While I had a decent job when I got married, I didn't feel like I'd made any kind of 'name for myself' career-wise, which I justified as another reason that it didn't really matter if I changed my name.

However, when the time came to do it, there was a small sense of grief at losing a part of my identity that had always been so prominent. For 30 years I was known by my maiden name and then in a matter of months (ha! if you're lucky with ALL those forms), I legally had a new identity. Ten years on, I'm used to my married name, but it took a while to get my head and signature around.

3. You're both going to change and that's okay.

Different surname aside, I'm not the same person who stood at the altar 10 years ago and neither is my husband. He's got a grey-flecked beard and my body's been forever altered by motherhood, but of course it's a lot more than physical changes that occur over time.

Ideals, tastes, attitudes and outlooks on life also morph and evolve with the years, sometimes dramatically so.
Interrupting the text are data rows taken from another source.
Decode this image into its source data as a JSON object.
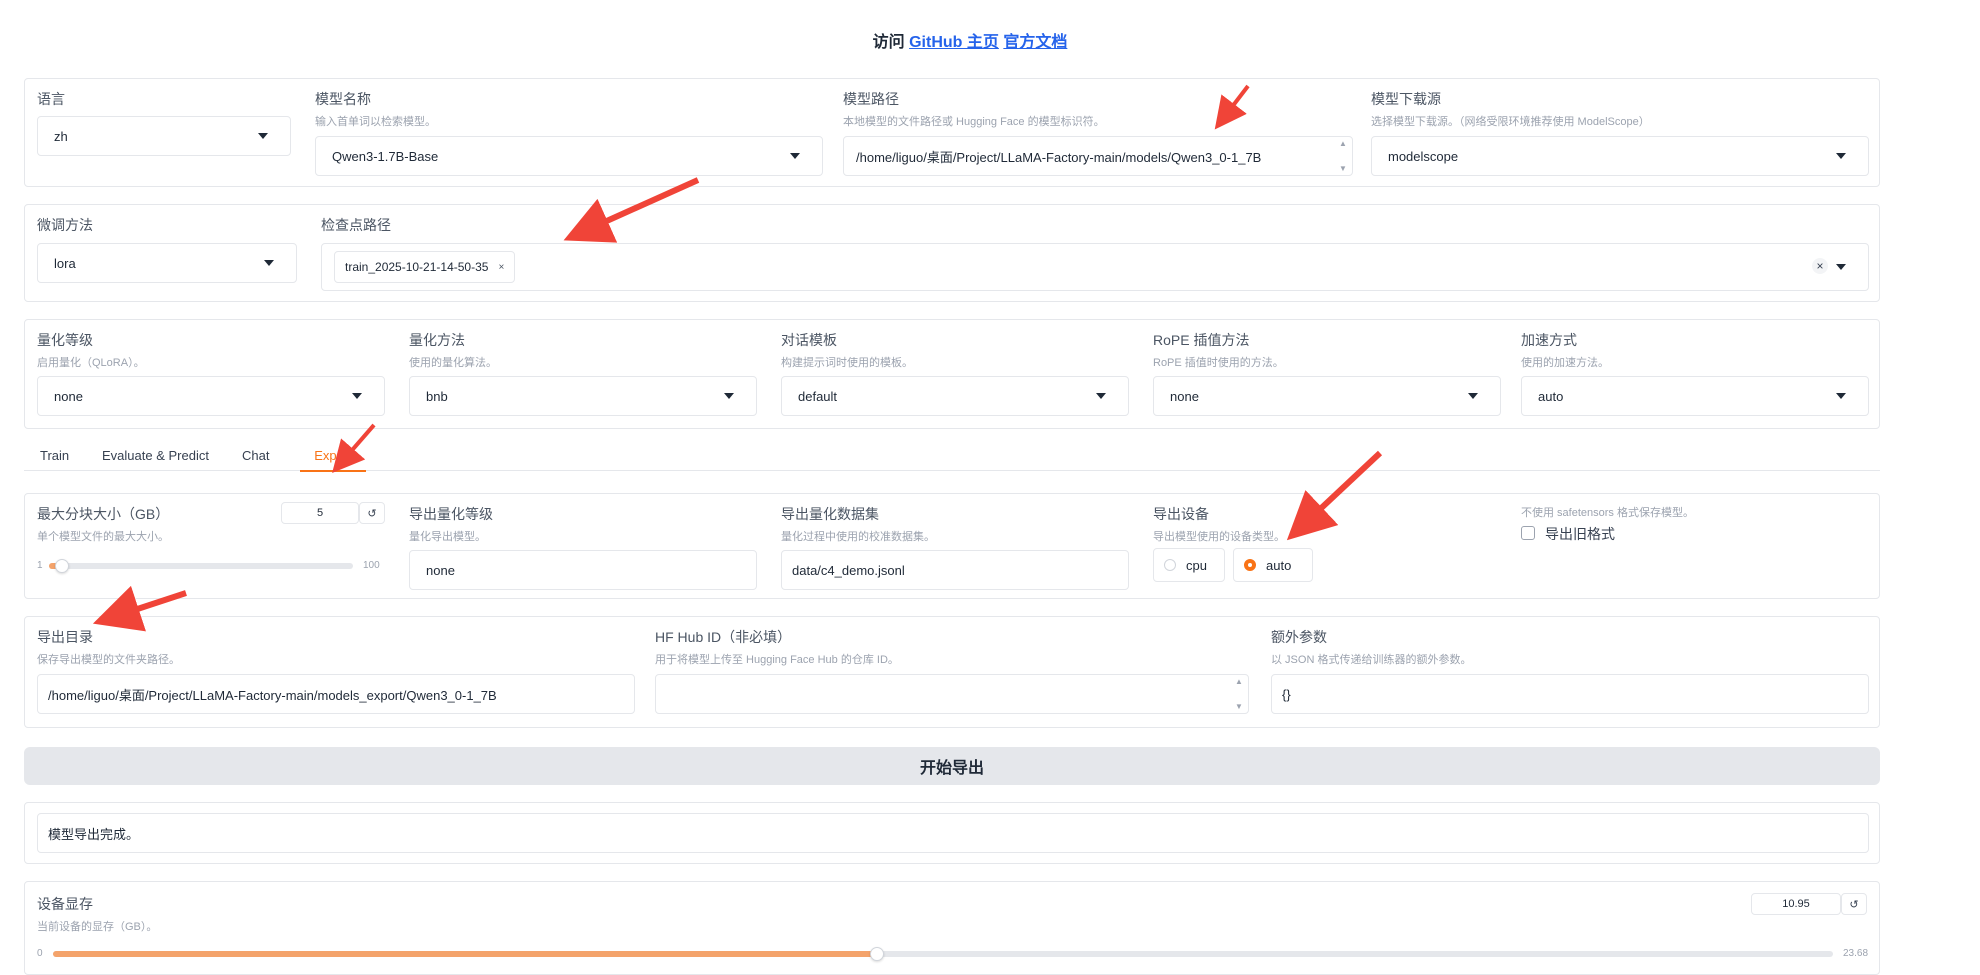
{
  "header": {
    "prefix": "访问",
    "link_github": "GitHub 主页",
    "link_docs": "官方文档"
  },
  "row1": {
    "lang": {
      "label": "语言",
      "value": "zh"
    },
    "model_name": {
      "label": "模型名称",
      "info": "输入首单词以检索模型。",
      "value": "Qwen3-1.7B-Base"
    },
    "model_path": {
      "label": "模型路径",
      "info": "本地模型的文件路径或 Hugging Face 的模型标识符。",
      "value": "/home/liguo/桌面/Project/LLaMA-Factory-main/models/Qwen3_0-1_7B"
    },
    "hub": {
      "label": "模型下载源",
      "info": "选择模型下载源。（网络受限环境推荐使用 ModelScope）",
      "value": "modelscope"
    }
  },
  "row2": {
    "finetune": {
      "label": "微调方法",
      "value": "lora"
    },
    "checkpoint": {
      "label": "检查点路径",
      "chip": "train_2025-10-21-14-50-35",
      "chip_remove": "×",
      "clear": "×"
    }
  },
  "row3": {
    "quant_bit": {
      "label": "量化等级",
      "info": "启用量化（QLoRA）。",
      "value": "none"
    },
    "quant_method": {
      "label": "量化方法",
      "info": "使用的量化算法。",
      "value": "bnb"
    },
    "template": {
      "label": "对话模板",
      "info": "构建提示词时使用的模板。",
      "value": "default"
    },
    "rope": {
      "label": "RoPE 插值方法",
      "info": "RoPE 插值时使用的方法。",
      "value": "none"
    },
    "booster": {
      "label": "加速方式",
      "info": "使用的加速方法。",
      "value": "auto"
    }
  },
  "tabs": [
    "Train",
    "Evaluate & Predict",
    "Chat",
    "Export"
  ],
  "active_tab": "Export",
  "export": {
    "shard": {
      "label": "最大分块大小（GB）",
      "info": "单个模型文件的最大大小。",
      "value": "5",
      "reset": "↺",
      "min": "1",
      "max": "100",
      "level": 0.04
    },
    "quant_bit": {
      "label": "导出量化等级",
      "info": "量化导出模型。",
      "value": "none"
    },
    "dataset": {
      "label": "导出量化数据集",
      "info": "量化过程中使用的校准数据集。",
      "value": "data/c4_demo.jsonl"
    },
    "device": {
      "label": "导出设备",
      "info": "导出模型使用的设备类型。",
      "options": [
        "cpu",
        "auto"
      ],
      "selected": "auto"
    },
    "legacy": {
      "info": "不使用 safetensors 格式保存模型。",
      "label": "导出旧格式"
    },
    "dir": {
      "label": "导出目录",
      "info": "保存导出模型的文件夹路径。",
      "value": "/home/liguo/桌面/Project/LLaMA-Factory-main/models_export/Qwen3_0-1_7B"
    },
    "hub_id": {
      "label": "HF Hub ID（非必填）",
      "info": "用于将模型上传至 Hugging Face Hub 的仓库 ID。",
      "value": ""
    },
    "extra": {
      "label": "额外参数",
      "info": "以 JSON 格式传递给训练器的额外参数。",
      "value": "{}"
    },
    "start_button": "开始导出",
    "output": "模型导出完成。"
  },
  "memory": {
    "label": "设备显存",
    "info": "当前设备的显存（GB）。",
    "value": "10.95",
    "reset": "↺",
    "min": "0",
    "max": "23.68",
    "level": 0.4624
  },
  "colors": {
    "accent": "#f97316",
    "link": "#2563eb",
    "arrow": "#f04438"
  }
}
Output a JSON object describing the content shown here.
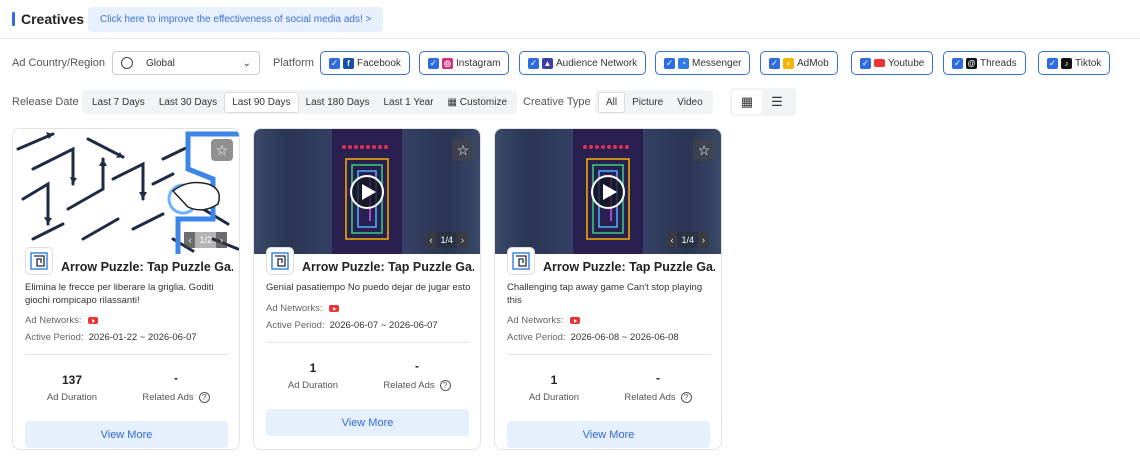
{
  "header": {
    "title": "Creatives",
    "promo": "Click here to improve the effectiveness of social media ads! >"
  },
  "filters": {
    "country_label": "Ad Country/Region",
    "country_value": "Global",
    "platform_label": "Platform",
    "platforms": [
      "Facebook",
      "Instagram",
      "Audience Network",
      "Messenger",
      "AdMob",
      "Youtube",
      "Threads",
      "Tiktok"
    ],
    "release_label": "Release Date",
    "release_options": [
      "Last 7 Days",
      "Last 30 Days",
      "Last 90 Days",
      "Last 180 Days",
      "Last 1 Year",
      "Customize"
    ],
    "release_selected": "Last 90 Days",
    "creative_label": "Creative Type",
    "creative_options": [
      "All",
      "Picture",
      "Video"
    ],
    "creative_selected": "All"
  },
  "cards": [
    {
      "title": "Arrow Puzzle: Tap Puzzle Ga...",
      "description": "Elimina le frecce per liberare la griglia. Goditi giochi rompicapo rilassanti!",
      "networks_label": "Ad Networks:",
      "period_label": "Active Period:",
      "period": "2026-01-22 ~ 2026-06-07",
      "pager": "1/2",
      "duration_value": "137",
      "duration_label": "Ad Duration",
      "related_value": "-",
      "related_label": "Related Ads",
      "button": "View More",
      "type": "picture"
    },
    {
      "title": "Arrow Puzzle: Tap Puzzle Ga...",
      "description": "Genial pasatiempo No puedo dejar de jugar esto",
      "networks_label": "Ad Networks:",
      "period_label": "Active Period:",
      "period": "2026-06-07 ~ 2026-06-07",
      "pager": "1/4",
      "duration_value": "1",
      "duration_label": "Ad Duration",
      "related_value": "-",
      "related_label": "Related Ads",
      "button": "View More",
      "type": "video"
    },
    {
      "title": "Arrow Puzzle: Tap Puzzle Ga...",
      "description": "Challenging tap away game Can't stop playing this",
      "networks_label": "Ad Networks:",
      "period_label": "Active Period:",
      "period": "2026-06-08 ~ 2026-06-08",
      "pager": "1/4",
      "duration_value": "1",
      "duration_label": "Ad Duration",
      "related_value": "-",
      "related_label": "Related Ads",
      "button": "View More",
      "type": "video"
    }
  ],
  "colors": {
    "accent": "#2d6be4",
    "youtube": "#e33333"
  }
}
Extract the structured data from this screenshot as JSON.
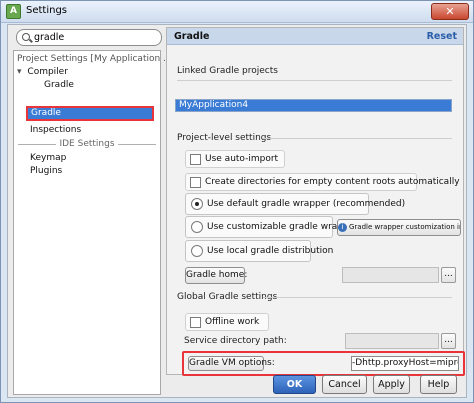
{
  "window": {
    "title": "Settings",
    "app_icon": "android-studio-icon",
    "close_label": "✕"
  },
  "search": {
    "value": "gradle"
  },
  "tree": {
    "project_section": "Project Settings [My Application ...",
    "compiler": "Compiler",
    "compiler_child": "Gradle",
    "gradle_selected": "Gradle",
    "inspections": "Inspections",
    "ide_section": "IDE Settings",
    "keymap": "Keymap",
    "plugins": "Plugins"
  },
  "panel": {
    "title": "Gradle",
    "reset": "Reset",
    "linked_label": "Linked Gradle projects",
    "linked_project": "MyApplication4",
    "project_level_label": "Project-level settings",
    "use_auto_import": "Use auto-import",
    "create_dirs": "Create directories for empty content roots automatically",
    "default_wrapper": "Use default gradle wrapper (recommended)",
    "customizable_wrapper": "Use customizable gradle wrapper",
    "wrapper_customization_hint": "Gradle wrapper customization in s...",
    "local_distribution": "Use local gradle distribution",
    "gradle_home_button": "Gradle home:",
    "global_label": "Global Gradle settings",
    "offline_work": "Offline work",
    "service_dir_label": "Service directory path:",
    "vm_options_button": "Gradle VM options:",
    "vm_options_value": "-Dhttp.proxyHost=miproxy.",
    "browse_label": "..."
  },
  "footer": {
    "ok": "OK",
    "cancel": "Cancel",
    "apply": "Apply",
    "help": "Help"
  },
  "colors": {
    "accent": "#3a7bd5",
    "highlight": "#e8353a",
    "link": "#2a5ea8"
  }
}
I know it sounds a bit corny, but I think so long as you're changing and growing and openly sharing where you're at with each other that's all that really matters.

4. It takes more than just the two of you.

It's too much to expect one person to deliver on all your emotional, physical, intellectual and spiritual needs. You have to have other people in your life that can fulfil at least some of these areas. 

For me personally, that's my girlfriends. I'm fortunate enough to have a circle of phenomenal women around me that are an amazing source of support outside my relationship. There are some things I know they'll just get, like mastitis, laser hair removal, JLo, and the list goes on. I think my husband will agree that I do us both a favour by taking such matters to them instead of him.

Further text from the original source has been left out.